Study Description

This postdoctoral research project examines how menstrual health is experienced, interpreted, and cared for across biomedical, holistic, and commercial wellness contexts. Through comparative qualitative ethnography, it explores everyday practices, therapeutic encounters, and forms of embodied and institutional knowledge, with attention to how individuals navigate overlapping systems of care and develop situated understandings of their cyclical health.

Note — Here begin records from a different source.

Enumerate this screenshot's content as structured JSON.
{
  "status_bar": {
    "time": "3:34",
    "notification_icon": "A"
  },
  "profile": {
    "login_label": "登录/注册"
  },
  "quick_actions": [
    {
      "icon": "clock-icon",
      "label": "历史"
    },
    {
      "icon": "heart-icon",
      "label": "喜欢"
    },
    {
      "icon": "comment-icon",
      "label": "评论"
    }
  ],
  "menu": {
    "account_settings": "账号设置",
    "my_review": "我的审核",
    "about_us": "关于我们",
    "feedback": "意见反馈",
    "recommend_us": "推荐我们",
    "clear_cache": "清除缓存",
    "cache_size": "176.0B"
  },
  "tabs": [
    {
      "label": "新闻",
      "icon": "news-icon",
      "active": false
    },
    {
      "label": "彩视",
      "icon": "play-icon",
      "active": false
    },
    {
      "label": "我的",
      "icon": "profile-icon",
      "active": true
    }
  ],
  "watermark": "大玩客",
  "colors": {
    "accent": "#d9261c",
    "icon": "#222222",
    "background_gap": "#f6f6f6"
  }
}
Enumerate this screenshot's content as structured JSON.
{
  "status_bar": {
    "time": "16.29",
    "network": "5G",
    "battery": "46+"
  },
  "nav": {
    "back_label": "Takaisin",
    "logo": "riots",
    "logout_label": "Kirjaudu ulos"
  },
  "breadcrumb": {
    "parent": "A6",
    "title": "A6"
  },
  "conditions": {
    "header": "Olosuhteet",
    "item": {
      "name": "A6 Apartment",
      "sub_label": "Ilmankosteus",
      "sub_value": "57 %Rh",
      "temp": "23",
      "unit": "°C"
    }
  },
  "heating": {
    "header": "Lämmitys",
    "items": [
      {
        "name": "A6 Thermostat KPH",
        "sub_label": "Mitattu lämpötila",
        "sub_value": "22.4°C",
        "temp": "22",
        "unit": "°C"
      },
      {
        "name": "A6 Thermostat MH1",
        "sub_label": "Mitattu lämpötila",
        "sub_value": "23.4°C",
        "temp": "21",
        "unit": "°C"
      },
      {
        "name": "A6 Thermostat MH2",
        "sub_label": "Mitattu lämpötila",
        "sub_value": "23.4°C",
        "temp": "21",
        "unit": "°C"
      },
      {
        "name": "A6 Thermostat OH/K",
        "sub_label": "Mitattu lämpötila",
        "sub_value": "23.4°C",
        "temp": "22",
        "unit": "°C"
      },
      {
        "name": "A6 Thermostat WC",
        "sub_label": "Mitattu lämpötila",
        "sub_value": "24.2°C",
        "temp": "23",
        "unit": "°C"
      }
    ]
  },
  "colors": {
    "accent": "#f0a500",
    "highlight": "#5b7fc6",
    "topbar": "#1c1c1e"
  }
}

The research combines in-depth interviews, participant observation, and collaborative, co-created methods. Participation may involve one-on-one conversations as well as engagement in research workshops and reflective sessions designed to facilitate discussion and collaborative exploration of menstrual experiences, practices, and meanings. Participants may also opt into voluntary creative activities—such as journaling, mapping, or drawing—to articulate embodied experience beyond verbal interview. These engagements are exploratory and research-oriented; they are not therapeutic interventions and do not involve clinical assessment, diagnosis, or treatment. The study further considers how menstrual health is represented and negotiated within digital and wellness-oriented spaces, situating individual experiences within broader infrastructures of care, commerce, and governance.

Adults (18 years or older) who menstruate, as well as practitioners in menstrual health–related fields, are invited to participate. Participation is entirely voluntary, and individuals may decline or withdraw at any time without consequence. Detailed information about procedures, confidentiality, and consent will be provided prior to participation, and consent will be treated as an ongoing process throughout the research.